Parlare di “ordine costituito” nell’opera di Ottone di Frisinga (1111/15-1158) significa andare al cuore della sua storia universale, che nell’unità del suo percorso individua una delle sue principali caratteristiche.

Non è il caso in questa sede di ripercorrere le vicende biografiche di Ottone di Frisinga, se non i tre elementi che definirono la personalità del nostro autore e che possiamo ritrovare come riferimenti per la sua storia universale: Ottone era il quinto figlio del margravio d’Austria Leopoldo III di Babenberg, una delle famiglie più importanti del regno di Germania e legata alla casa di Svevia, era fratellastro di Corrado III e zio di Federico I. Venne avviato alla carriera ecclesiastica, il che gli permise tra il 1128 e il 1133 di studiare a Parigi, cuore pulsante della cultura europea, quando maturò la vocazione monastica entrando nell’Ordine cistercense. Venne infine eletto nel 1137 vescovo di Frisinga, antica e prestigiosa sede episcopale, trovandosi coinvolto in prima persona nel dibattito sulla riforma della Chiesa inaugurata da Gregorio VII.

Questi tre elementi costitutivi della figura di Ottone sono visibili nelle sue opere, soprattutto nella sua storia universale, la Historia de duabus civitatibus o più semplicemente Chronica,1 ma anche nei Gesta Friderici Imperatoris,2 di cui compose, prima di morire nel 1158, solo i primi due libri.
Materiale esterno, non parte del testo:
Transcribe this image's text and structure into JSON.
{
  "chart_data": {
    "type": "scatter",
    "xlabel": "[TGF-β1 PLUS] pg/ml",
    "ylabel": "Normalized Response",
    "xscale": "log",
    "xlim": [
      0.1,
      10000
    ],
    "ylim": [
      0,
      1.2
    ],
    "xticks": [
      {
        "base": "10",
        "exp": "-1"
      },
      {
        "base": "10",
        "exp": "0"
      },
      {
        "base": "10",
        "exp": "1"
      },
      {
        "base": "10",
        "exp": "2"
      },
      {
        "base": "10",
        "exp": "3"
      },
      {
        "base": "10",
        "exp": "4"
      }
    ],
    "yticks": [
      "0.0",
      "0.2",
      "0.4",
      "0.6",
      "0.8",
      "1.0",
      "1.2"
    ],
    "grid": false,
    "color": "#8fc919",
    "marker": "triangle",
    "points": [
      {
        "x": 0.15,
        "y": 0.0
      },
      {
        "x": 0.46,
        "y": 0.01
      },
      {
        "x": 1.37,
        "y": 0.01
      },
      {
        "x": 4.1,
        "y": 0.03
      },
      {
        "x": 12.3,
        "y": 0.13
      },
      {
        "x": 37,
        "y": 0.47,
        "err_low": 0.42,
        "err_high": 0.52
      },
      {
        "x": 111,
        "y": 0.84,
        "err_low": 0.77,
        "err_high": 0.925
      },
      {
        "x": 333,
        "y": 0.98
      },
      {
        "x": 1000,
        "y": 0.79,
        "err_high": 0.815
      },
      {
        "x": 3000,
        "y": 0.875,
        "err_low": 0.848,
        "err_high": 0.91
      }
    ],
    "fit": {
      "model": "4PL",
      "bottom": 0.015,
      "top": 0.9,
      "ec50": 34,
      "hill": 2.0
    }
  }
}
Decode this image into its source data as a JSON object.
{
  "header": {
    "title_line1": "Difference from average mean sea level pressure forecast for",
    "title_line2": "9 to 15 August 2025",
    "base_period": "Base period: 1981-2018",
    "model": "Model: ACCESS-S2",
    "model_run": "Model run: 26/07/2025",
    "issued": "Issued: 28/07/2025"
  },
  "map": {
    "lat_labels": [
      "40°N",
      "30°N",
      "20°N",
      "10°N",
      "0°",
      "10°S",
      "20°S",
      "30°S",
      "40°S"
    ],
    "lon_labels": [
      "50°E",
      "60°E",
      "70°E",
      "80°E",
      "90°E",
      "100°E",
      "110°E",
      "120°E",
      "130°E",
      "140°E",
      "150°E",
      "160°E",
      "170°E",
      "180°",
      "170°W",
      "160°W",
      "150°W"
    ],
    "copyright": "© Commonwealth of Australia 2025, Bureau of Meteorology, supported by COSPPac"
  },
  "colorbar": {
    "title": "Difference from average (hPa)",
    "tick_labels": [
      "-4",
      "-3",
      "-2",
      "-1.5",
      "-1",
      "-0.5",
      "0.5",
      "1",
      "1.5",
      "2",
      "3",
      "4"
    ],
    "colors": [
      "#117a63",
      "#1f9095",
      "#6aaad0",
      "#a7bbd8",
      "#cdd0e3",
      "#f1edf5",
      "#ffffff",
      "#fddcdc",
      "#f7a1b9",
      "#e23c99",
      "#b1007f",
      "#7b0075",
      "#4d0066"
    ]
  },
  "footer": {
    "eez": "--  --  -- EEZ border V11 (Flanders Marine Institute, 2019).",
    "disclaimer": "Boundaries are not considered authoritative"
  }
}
Alla base della Chronica possiamo riconoscere un forte sentimento pessimistico dovuto all’incertezza dei tempi in cui Ottone vive, che porta l’autore a ritenere prossima la fine dei tempi, atteggiamento non più presente nei Gesta grazie alla renovatio federiciana. La miseria della condizione umana e i cambiamenti e le vicissitudini delle cose temporali rappresentano la costante della storia, che risulta quindi scritta «in modum tragediae».3

Le immagini utilizzate da Ottone per descrivere plasticamente questa situazione sono due: la prima è la rota fortunae, simbolo per eccellenza della mutevolezza della sorte e dell’impotenza dell’uomo di fronte al volgere della storia (in questa interpretazione naturalmente non lasciato al caso ma al giudizio divino).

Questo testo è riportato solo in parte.